To complement the cutback technique, we used image-based analysis. It is a particularly attractive method to be used with natural fibers, such as silk fiber, as for instance the fiber does not move during the time it takes to record the image. Figure 4b shows an image of the fiber as it is being illuminated by a 520 nm-laser. The image is unprocessed, except for straightening the image of the fiber with an open source microscopy analysis tool Fiji29. The optical image in the inset shows five strong scatterers in Sample 4. They cause the propagating light to leak out from the fiber. A second main advantage of the image-based analysis is then clearly that the scatterers can be observed and their contribution to the losses can be taken into account.

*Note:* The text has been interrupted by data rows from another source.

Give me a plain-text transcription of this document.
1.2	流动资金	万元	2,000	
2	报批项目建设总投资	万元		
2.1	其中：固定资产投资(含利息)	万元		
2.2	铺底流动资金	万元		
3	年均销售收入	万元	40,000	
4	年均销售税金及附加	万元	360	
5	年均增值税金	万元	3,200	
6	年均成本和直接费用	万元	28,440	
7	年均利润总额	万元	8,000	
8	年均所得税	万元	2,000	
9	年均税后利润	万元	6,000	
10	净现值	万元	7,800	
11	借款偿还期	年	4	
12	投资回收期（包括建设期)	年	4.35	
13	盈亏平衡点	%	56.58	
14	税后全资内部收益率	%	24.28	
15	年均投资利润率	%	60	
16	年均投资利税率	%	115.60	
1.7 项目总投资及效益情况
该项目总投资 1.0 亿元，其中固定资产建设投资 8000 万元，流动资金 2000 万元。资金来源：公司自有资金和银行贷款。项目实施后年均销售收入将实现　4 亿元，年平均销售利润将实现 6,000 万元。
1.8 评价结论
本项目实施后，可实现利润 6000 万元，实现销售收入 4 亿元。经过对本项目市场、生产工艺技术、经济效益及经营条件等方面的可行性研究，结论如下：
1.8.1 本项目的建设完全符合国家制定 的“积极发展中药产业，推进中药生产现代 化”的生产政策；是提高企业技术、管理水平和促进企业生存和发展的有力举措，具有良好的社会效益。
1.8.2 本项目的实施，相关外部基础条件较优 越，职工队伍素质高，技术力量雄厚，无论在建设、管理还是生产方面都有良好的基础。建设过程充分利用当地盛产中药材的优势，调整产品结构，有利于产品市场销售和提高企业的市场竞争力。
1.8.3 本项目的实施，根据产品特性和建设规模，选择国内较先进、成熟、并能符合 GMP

The results for the estimated waveguide loss coefficients for Samples 1–5 are tabulated in Table 1. The cutback method suggests that the loss coefficients lie between 2.27–5.84 dB mm−1, with an average value of 3.99 dB mm−1. The image-based analysis estimates it to be on the average 1.03 dB mm−1, and lying between 0.54–1.55 dB mm−1. For comparison, the propagation loss in forcibly reeled, unprocessed Nephila clavipes spider silk has been reported to be (1.05 ± 0.40) dB mm-14.

Table 1. Determined loss coefficients in units of dB mm-1 as determined with the cutback method and image-based analysis.

Wavelength Cutback method
Image-based analysis
520 nm 642 nm 730 nm 520 nm 642 nm 730 nm
Sample 1 5.15(12) 4.07(16) 3.91(8) 1.34(16) 1.13(22) 0.98(42)
Sample 2 3.67(2) 3.61(3) 2.75(3) 1.50(19) 1.30(11)
Sample 3 5.20(5) 3.15(4) 2.27(13) 0.58(5) 0.67(23)
Sample 4 5.71(6) 5.31(8) 5.84(3) 1.55(21) 0.54(13) 0.67(23)
Sample 5 2.91(3) 3.40(3) 2.90(3)
Average 4.53 3.91 3.53 1.24 0.99 0.77

Numbers marked with dash (−) mean missing data. Numbers in parenthesis indicate the uncertainty in fitted parameters as given by the fitting routine.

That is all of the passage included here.